The NEW Build Your Own Arcade Controls
Main => Forum/Website Discussion => Topic started by: saint on June 07, 2016, 11:31:27 am
-
Short version:
We have a hard drive in the RAID on the server that was failing. It's always the simplest things in the end, but at first it really looked like something gone haywire with journaling on the drives, or mysql going bonkers, or something similar.
We've since taken the bad drive out of the RAID, and spent the last 24 hours or so backing up several hundred gigs of data off-server as a precaution. I've had the forum offline during this time.
We still have more to look at, and need to get the bad drive replaced, so there will be additional downtime in the near future.
Also, while we suspect the RAID was the alpha and omega of the problems, only time will tell if other issues need attention. The server seems responsive enough right now, but I'm still seeing occasional spikes of high CPU usage with corresponding server lag, so I'm not holding my breath just yet.
More updates when I have them. Thanks!
--- saint
-
Trivia:
The forum alone takes up 36 gigs of drive space, not including the SQL database back end.

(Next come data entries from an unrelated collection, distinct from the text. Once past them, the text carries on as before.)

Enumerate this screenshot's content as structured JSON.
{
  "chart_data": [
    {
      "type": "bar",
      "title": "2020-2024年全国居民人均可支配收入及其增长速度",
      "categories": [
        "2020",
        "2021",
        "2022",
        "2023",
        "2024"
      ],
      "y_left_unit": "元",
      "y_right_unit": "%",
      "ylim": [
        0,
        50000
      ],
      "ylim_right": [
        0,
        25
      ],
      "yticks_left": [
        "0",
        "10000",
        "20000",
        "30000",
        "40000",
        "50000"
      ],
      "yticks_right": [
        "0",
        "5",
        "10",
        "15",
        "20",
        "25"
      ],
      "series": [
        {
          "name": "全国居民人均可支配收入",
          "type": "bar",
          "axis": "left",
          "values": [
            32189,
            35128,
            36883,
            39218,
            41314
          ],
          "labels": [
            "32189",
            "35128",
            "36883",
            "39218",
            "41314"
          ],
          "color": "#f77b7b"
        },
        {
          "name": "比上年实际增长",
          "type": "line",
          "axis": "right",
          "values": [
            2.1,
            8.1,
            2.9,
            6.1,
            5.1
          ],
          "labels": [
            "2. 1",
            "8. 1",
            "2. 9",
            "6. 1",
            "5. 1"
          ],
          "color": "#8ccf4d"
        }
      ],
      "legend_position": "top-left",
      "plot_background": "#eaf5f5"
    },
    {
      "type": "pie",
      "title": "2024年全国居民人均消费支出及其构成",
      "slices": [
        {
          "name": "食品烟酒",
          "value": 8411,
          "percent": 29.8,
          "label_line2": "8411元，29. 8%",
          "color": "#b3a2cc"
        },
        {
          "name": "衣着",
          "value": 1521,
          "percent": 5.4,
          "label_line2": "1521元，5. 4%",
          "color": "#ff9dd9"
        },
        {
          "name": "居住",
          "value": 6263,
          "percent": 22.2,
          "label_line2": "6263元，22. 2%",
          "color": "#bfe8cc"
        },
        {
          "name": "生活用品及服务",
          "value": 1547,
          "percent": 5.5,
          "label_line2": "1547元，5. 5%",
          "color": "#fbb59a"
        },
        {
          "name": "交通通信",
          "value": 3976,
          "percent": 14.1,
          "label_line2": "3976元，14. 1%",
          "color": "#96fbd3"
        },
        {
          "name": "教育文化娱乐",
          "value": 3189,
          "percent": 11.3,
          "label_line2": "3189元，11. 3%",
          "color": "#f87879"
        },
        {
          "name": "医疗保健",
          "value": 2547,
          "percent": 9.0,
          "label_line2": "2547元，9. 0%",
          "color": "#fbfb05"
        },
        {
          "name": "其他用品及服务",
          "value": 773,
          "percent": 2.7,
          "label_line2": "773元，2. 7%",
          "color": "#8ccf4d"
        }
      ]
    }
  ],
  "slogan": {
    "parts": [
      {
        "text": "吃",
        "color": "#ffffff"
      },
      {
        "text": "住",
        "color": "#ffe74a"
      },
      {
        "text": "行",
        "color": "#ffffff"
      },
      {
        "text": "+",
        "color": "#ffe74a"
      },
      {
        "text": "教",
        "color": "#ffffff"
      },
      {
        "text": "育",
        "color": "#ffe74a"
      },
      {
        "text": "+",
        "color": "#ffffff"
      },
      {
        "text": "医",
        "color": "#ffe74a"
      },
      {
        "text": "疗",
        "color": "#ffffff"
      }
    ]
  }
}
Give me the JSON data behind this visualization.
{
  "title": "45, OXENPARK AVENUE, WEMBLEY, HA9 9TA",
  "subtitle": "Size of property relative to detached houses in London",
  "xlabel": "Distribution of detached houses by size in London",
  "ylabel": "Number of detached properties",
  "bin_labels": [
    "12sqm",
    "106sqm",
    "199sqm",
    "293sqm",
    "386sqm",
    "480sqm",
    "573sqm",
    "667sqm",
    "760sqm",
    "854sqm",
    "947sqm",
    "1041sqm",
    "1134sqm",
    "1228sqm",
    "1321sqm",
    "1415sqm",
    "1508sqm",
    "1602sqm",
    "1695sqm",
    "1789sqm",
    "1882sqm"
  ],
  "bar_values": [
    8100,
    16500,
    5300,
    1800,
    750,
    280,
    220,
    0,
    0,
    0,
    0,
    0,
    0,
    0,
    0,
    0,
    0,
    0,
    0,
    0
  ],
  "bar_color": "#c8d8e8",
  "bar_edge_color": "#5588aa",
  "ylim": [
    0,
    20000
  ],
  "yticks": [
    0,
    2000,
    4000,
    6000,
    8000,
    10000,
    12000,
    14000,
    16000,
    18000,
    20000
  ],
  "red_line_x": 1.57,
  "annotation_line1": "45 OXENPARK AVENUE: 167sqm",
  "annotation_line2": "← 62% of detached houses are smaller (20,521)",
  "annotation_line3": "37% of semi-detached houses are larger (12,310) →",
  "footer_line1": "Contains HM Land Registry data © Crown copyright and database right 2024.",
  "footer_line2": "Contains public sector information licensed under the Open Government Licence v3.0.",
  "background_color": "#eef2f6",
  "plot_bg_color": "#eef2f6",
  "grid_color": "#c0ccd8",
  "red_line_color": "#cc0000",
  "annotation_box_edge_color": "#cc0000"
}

There are 236,849 attachments stored in the forum as of this writing.
-
Failing hard drive is just about as embarrassing as "problem went away after hours of trouble shooting when I rebooted."
;)
-
Good work Saint. We appreciate you man.
-
Seems snappy now!
Sent from my SM-G386T using Tapatalk
-
Thanks for getting things back up and running. I don't post much here these days, but I do visit frequently.
More than willing to pop a few bucks for a new drive if you need it. LMK where to "donate" money :laugh2:
-
Fingers crossed you have the problem identified. Thanks for all you do Saint. :applaud:
-
Thanks guys :) The credit is all sirwoogie's for figuring out what was going on and doing the heavy lifting.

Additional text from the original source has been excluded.